A collective of six players from both sides of the Ottawa river, Steamers officially formed a year and half ago after playing together in different formats for a number of years. Singing in both English and French, they concoct effervescent folk jams by combining acoustic and electric guitars, mandolin, harmonica, ukulele, banjo, bass and drums. Suturing their catchy folk-tunes are the charging, sing-a-long vocal lines that are spiced up by both energetic harmonies and clever shades of instrumentation. This a power-folk six-piece with a firm grasp on structuring folk-tunes for the mini-orchestra. Riding high on the release of their first full-length album, Years, they’re stoked like a bonfire to be playing Marvest– or, in their words: “We. Are. Revved. Up!”
Steamers will be playing the Unrefined Olive on Saturday morning, and the idea of playing Bank St. at an unconventional venue feels for the band like a rekindling of a great idea.
“A few years ago, friends ran a small festival called Glebe Streets that had a lot of awesome potential” says a Steamer, “I was really excited when I heard about the new Cityfolk model because it reminded me of what we had pictured Glebe Streets eventually becoming. I think we were all a little confused when Cityfolk chose Lansdowne instead of Hogsback, but the decision seems to make a lot more sense and we hope to see this become something awesome. Ottawa is going through a musical/cultural renaissance right now and we might finally be ready for an event like this!”

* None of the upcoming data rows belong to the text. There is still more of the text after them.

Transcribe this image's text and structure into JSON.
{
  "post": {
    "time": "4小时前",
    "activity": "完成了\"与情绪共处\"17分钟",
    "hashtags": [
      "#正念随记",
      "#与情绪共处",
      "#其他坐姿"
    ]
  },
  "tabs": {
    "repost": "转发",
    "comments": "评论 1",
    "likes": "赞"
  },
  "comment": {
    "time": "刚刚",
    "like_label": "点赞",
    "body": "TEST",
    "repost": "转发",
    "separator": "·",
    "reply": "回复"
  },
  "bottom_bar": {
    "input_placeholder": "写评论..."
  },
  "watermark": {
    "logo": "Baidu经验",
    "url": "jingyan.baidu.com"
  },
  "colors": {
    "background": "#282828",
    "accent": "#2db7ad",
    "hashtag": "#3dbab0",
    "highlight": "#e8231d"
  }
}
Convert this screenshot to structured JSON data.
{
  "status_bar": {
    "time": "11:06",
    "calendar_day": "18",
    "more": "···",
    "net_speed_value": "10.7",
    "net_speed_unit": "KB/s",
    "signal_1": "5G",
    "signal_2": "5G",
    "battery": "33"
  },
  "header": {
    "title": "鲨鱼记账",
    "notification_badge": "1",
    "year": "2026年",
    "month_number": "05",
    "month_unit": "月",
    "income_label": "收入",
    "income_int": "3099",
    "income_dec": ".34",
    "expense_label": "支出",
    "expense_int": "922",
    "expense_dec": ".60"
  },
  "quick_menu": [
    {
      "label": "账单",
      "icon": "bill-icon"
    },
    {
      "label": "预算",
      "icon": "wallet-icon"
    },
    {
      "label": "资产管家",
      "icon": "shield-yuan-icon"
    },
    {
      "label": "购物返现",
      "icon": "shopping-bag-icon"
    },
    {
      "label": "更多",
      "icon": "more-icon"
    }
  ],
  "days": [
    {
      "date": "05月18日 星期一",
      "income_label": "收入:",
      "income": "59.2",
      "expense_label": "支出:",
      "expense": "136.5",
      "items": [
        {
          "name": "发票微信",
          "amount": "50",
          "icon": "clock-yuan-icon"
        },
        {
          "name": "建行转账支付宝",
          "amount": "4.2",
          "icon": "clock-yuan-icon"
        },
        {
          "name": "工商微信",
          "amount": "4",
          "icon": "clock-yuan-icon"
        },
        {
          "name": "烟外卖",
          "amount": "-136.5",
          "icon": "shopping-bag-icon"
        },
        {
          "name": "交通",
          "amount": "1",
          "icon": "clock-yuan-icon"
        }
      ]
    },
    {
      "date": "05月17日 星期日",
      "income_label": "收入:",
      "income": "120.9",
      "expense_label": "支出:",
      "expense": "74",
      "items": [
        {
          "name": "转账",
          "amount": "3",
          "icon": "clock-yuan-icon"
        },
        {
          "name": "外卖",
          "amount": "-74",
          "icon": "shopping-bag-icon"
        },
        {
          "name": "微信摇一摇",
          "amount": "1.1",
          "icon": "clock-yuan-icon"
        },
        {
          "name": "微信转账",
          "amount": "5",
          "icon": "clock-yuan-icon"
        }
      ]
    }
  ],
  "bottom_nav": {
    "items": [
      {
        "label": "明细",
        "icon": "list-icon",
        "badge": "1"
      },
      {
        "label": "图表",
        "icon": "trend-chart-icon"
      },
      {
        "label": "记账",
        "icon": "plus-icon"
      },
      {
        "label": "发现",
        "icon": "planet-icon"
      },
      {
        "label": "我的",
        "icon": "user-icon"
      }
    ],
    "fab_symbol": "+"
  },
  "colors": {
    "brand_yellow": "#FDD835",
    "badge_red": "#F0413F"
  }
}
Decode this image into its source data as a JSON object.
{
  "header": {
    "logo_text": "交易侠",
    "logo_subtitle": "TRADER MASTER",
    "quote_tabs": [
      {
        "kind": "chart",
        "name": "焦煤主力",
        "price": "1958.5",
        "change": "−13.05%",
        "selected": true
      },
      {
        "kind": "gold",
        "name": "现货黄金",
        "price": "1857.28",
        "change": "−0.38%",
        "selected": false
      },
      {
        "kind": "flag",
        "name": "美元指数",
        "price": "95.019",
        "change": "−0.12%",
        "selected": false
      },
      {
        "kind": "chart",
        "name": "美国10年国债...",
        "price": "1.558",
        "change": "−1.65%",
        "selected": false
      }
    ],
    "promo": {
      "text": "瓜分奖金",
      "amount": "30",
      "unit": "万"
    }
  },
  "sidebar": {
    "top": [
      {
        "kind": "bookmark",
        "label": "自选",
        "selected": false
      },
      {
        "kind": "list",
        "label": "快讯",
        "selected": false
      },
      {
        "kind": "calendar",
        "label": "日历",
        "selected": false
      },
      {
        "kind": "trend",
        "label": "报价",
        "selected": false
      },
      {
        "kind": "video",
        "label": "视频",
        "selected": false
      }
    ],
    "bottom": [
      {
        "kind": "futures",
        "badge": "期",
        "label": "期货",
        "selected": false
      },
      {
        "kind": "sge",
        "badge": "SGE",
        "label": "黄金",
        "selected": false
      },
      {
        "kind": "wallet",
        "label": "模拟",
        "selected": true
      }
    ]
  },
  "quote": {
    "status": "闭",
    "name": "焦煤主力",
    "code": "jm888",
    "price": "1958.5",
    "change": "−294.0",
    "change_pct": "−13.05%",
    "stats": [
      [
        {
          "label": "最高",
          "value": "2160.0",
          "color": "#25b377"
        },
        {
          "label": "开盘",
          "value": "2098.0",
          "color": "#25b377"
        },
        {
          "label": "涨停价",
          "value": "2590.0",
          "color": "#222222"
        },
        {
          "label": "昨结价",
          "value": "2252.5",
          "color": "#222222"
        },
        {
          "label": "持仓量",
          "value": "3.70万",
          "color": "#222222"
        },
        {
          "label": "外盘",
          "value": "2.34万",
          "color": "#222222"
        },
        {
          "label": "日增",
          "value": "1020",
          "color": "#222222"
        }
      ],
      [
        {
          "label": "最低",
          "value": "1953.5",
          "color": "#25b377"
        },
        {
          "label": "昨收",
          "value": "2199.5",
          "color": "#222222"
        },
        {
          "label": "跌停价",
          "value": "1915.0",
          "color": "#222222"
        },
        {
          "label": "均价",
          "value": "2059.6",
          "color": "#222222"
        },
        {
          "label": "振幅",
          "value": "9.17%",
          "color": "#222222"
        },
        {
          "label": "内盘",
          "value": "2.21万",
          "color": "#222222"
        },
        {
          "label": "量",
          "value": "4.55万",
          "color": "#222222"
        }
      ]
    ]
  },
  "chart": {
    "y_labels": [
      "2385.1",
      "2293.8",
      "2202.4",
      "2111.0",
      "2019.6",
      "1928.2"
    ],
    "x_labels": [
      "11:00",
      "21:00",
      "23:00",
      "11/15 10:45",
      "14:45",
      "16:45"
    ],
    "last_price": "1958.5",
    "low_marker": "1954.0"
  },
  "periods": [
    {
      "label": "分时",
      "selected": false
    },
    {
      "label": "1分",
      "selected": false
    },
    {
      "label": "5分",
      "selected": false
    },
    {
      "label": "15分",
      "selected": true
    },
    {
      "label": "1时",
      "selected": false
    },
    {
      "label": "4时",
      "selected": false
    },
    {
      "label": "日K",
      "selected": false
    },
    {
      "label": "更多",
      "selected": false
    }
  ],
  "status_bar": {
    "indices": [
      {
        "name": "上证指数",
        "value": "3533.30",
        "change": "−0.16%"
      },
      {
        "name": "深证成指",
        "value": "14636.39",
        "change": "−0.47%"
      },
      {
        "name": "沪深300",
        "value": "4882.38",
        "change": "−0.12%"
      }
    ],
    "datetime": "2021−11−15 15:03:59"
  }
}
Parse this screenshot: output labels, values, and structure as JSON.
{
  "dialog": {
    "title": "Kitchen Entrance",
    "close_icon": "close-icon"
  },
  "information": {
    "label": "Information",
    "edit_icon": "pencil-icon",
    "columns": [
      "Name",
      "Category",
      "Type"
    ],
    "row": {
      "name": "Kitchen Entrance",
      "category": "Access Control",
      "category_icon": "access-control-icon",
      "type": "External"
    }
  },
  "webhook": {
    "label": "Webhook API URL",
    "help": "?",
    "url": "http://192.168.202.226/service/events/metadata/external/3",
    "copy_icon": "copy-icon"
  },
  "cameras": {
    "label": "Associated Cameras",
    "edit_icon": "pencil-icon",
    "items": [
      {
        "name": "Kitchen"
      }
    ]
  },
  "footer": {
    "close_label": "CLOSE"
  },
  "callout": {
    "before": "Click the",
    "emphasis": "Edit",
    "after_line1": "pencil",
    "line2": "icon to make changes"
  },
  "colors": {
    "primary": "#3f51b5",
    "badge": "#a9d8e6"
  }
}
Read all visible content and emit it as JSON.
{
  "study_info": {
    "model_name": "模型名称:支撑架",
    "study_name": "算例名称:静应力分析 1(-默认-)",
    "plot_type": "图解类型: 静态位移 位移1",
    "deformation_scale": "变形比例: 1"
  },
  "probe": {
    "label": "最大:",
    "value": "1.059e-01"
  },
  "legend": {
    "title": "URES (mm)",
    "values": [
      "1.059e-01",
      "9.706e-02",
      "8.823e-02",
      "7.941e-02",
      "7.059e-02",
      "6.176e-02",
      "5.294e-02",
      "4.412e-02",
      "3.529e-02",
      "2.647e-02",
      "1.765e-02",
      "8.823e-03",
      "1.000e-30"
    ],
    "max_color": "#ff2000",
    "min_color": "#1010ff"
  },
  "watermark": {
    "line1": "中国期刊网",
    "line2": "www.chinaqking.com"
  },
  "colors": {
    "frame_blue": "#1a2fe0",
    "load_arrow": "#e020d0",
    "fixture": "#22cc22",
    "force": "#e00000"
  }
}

While the band is charged up about unleashing their numerous instruments, sing-a-long melodies, and all-round good-times amidst the litres of golden oils – a location they’ve dubbed something “like a medieval apothecary”, they’re also stoked to take in other Marvest acts including: Jon Becker & The Northfields, Moonfruits, James Leclaire & The Cable 22s, Mackenzie Rhythm Section and all the awesome bands playing the Jackpine showcase. As for Cityfolk itself, you’ll more than likely catch members of Steamers at the slots featuring The Avett Brothers, the Barr Brothers, St. Paul & The Broken Bones, Uncle Van, and Lisa LeBlanc, an act they opened for earlier this year, the result of which being “an amazing night!”